Russian Court trims Khodorkovsky’s Jail Term to 2016

25.05.2011
    A Moscow appeals court upheld the second conviction of oil magnate Mikhail Khodorkovsky, but it also reduced his 14-year prison sentence by one year.
    Yesterday’s decision means that Khodorkovsky, 47, once Russia’s richest man, will remain in prison until 2016. He was convicted in December of stealing tens of billions of dollars’ worth of oil from his own company and laundering the proceeds, a politically tainted ruling that drew strong international condemnation.
    Khodorkovsky was seen as a political threat to Vladimir Putin, who was president in 2003 when Khodorkovsky was arrested and who remains Russia’s most powerful leader now that he is prime minister.
    During the one-day appeal hearing at Moscow City Court, Khodorkovsky poured scorn on the judges who had written the verdict, a lengthy summary of the trial that spelled out his guilt.
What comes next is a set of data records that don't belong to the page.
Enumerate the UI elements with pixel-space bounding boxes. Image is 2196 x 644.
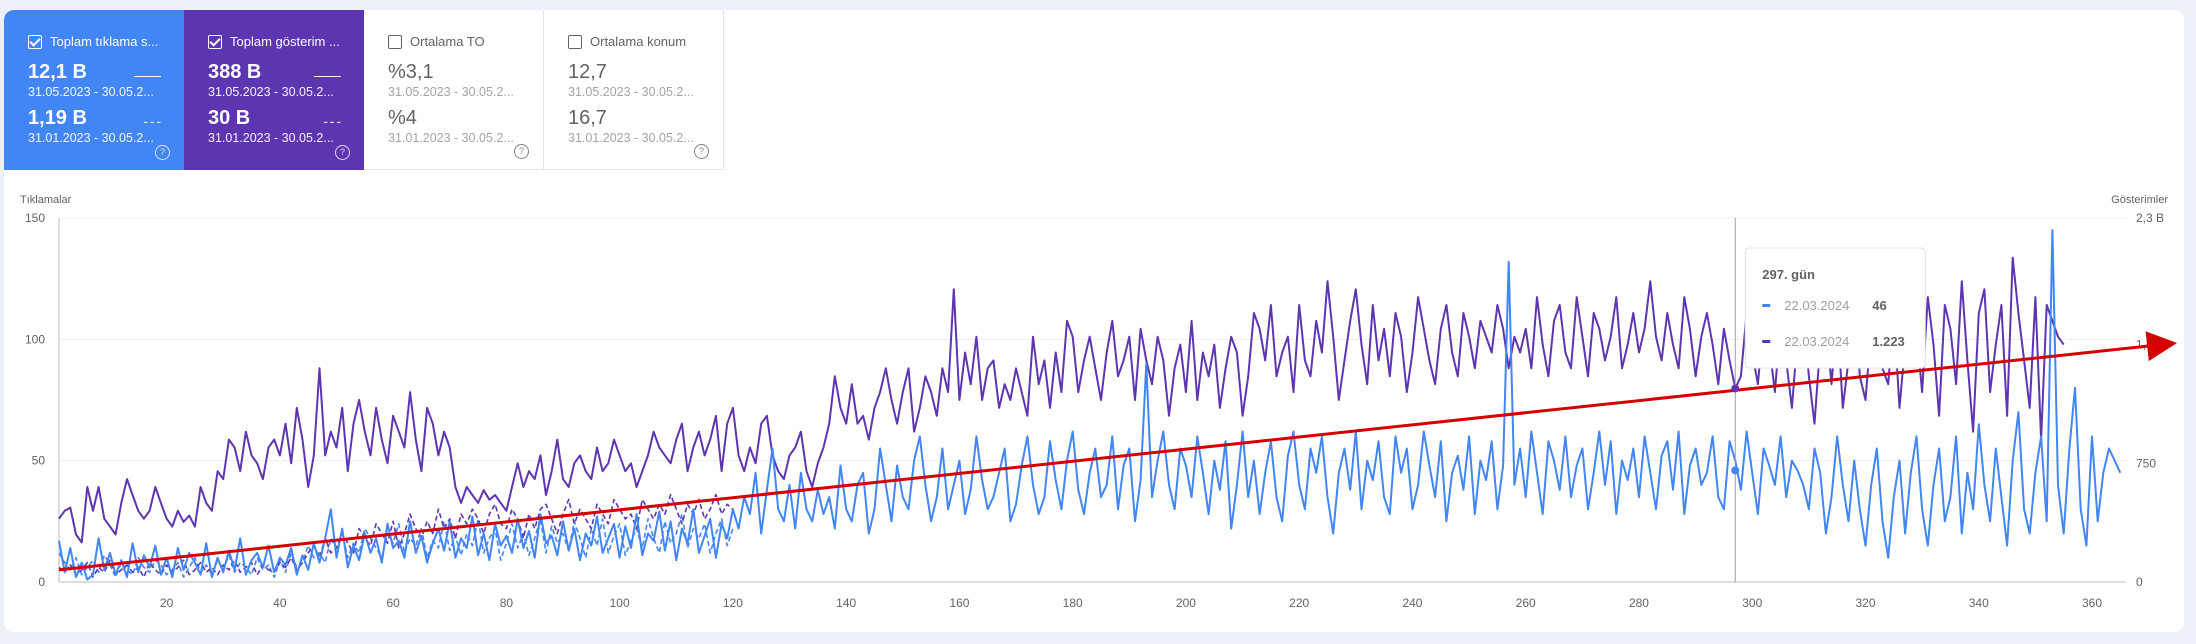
card-value-previous: 1,19 B [28, 107, 87, 129]
card-average-ctr[interactable]: Ortalama TO %3,1 31.05.2023 - 30.05.2...… [364, 10, 544, 170]
x-tick-label: 240 [1402, 596, 1422, 610]
x-tick-label: 320 [1855, 596, 1875, 610]
card-date-previous: 31.01.2023 - 30.05.2... [388, 131, 514, 145]
card-label: Toplam gösterim ... [230, 34, 340, 49]
tooltip-legend-swatch [1762, 304, 1771, 307]
dashed-line-icon: - - - [143, 113, 161, 129]
y-tick-label-left: 0 [38, 575, 45, 589]
card-date-current: 31.05.2023 - 30.05.2... [28, 85, 154, 99]
tooltip-value: 1.223 [1872, 334, 1905, 349]
card-label: Ortalama konum [590, 34, 687, 49]
current-impressions-line [58, 256, 2065, 544]
metric-cards: Toplam tıklama s... 12,1 B —— 31.05.2023 … [4, 10, 724, 170]
solid-line-icon: —— [314, 67, 341, 83]
previous-impressions-line [58, 493, 734, 578]
card-date-previous: 31.01.2023 - 30.05.2... [28, 131, 154, 145]
checkbox-icon[interactable] [208, 34, 222, 49]
card-total-clicks[interactable]: Toplam tıklama s... 12,1 B —— 31.05.2023 … [4, 10, 184, 170]
x-tick-label: 260 [1516, 596, 1536, 610]
x-tick-label: 200 [1176, 596, 1196, 610]
help-icon[interactable]: ? [335, 145, 350, 160]
x-tick-label: 140 [836, 596, 856, 610]
card-average-position[interactable]: Ortalama konum 12,7 31.05.2023 - 30.05.2… [544, 10, 724, 170]
y-tick-label-left: 50 [32, 454, 46, 468]
card-date-current: 31.05.2023 - 30.05.2... [208, 85, 334, 99]
checkbox-icon[interactable] [28, 34, 42, 49]
y-tick-label-right: 2,3 B [2136, 211, 2164, 225]
x-tick-label: 160 [949, 596, 969, 610]
x-tick-label: 80 [500, 596, 514, 610]
card-value-current: 388 B [208, 61, 262, 83]
hover-dot-impressions [1731, 384, 1740, 393]
card-value-current: 12,7 [568, 61, 607, 83]
help-icon[interactable]: ? [694, 144, 709, 159]
current-clicks-line [58, 229, 2122, 581]
card-total-impressions[interactable]: Toplam gösterim ... 388 B —— 31.05.2023 -… [184, 10, 364, 170]
card-value-current: %3,1 [388, 61, 434, 83]
help-icon[interactable]: ? [155, 145, 170, 160]
x-tick-label: 340 [1969, 596, 1989, 610]
checkbox-icon[interactable] [388, 34, 402, 49]
checkbox-icon[interactable] [568, 34, 582, 49]
x-tick-label: 300 [1742, 596, 1762, 610]
card-value-previous: 30 B [208, 107, 251, 129]
card-date-current: 31.05.2023 - 30.05.2... [388, 85, 514, 99]
tooltip-date: 22.03.2024 [1784, 334, 1849, 349]
help-icon[interactable]: ? [514, 144, 529, 159]
tooltip-title: 297. gün [1762, 267, 1815, 282]
x-tick-label: 100 [610, 596, 630, 610]
dashed-line-icon: - - - [323, 113, 341, 129]
card-value-current: 12,1 B [28, 61, 87, 83]
card-label: Ortalama TO [410, 34, 485, 49]
y-tick-label-left: 100 [25, 332, 45, 346]
x-tick-label: 220 [1289, 596, 1309, 610]
solid-line-icon: —— [134, 67, 161, 83]
x-tick-label: 40 [273, 596, 287, 610]
y-tick-label-right: 0 [2136, 575, 2143, 589]
card-label: Toplam tıklama s... [50, 34, 159, 49]
card-value-previous: 16,7 [568, 107, 607, 129]
tooltip-box [1744, 247, 1926, 369]
x-tick-label: 280 [1629, 596, 1649, 610]
card-value-previous: %4 [388, 107, 417, 129]
x-tick-label: 360 [2082, 596, 2102, 610]
tooltip-value: 46 [1872, 298, 1886, 313]
card-date-current: 31.05.2023 - 30.05.2... [568, 85, 694, 99]
y-axis-right-title: Gösterimler [2111, 194, 2168, 206]
tooltip-legend-swatch [1762, 340, 1771, 343]
y-axis-left-title: Tıklamalar [20, 194, 72, 206]
y-tick-label-left: 150 [25, 211, 45, 225]
x-tick-label: 20 [160, 596, 174, 610]
hover-dot-clicks [1731, 466, 1740, 475]
card-date-previous: 31.01.2023 - 30.05.2... [208, 131, 334, 145]
tooltip-date: 22.03.2024 [1784, 298, 1849, 313]
y-tick-label-right: 750 [2136, 456, 2156, 470]
card-date-previous: 31.01.2023 - 30.05.2... [568, 131, 694, 145]
trend-arrow [58, 331, 2177, 572]
x-tick-label: 180 [1063, 596, 1083, 610]
x-tick-label: 60 [386, 596, 400, 610]
x-tick-label: 120 [723, 596, 743, 610]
    “From which dusty basement did they dig out the venomous Stalinist spider who wrote that gibberish?’’ Khodorkovsky asked, visibly agitated as he paced around the glass-and-steel defendant’s cage.
    In wrapping up the defense’s case yesterday, lawyer Yuri Shmidt pointed to numerous contradictions in the verdict, saying they showed that the judge who presided over the 18-month trial could not have written the ruling on his own.
    Khodorkovsky’s also aimed barbs at President Dmitry Medvedev, who succeeded Putin in 2008 on promises to strengthen the rule of law as part of an effort to modernize Russia’s economy, according to the Associated Press.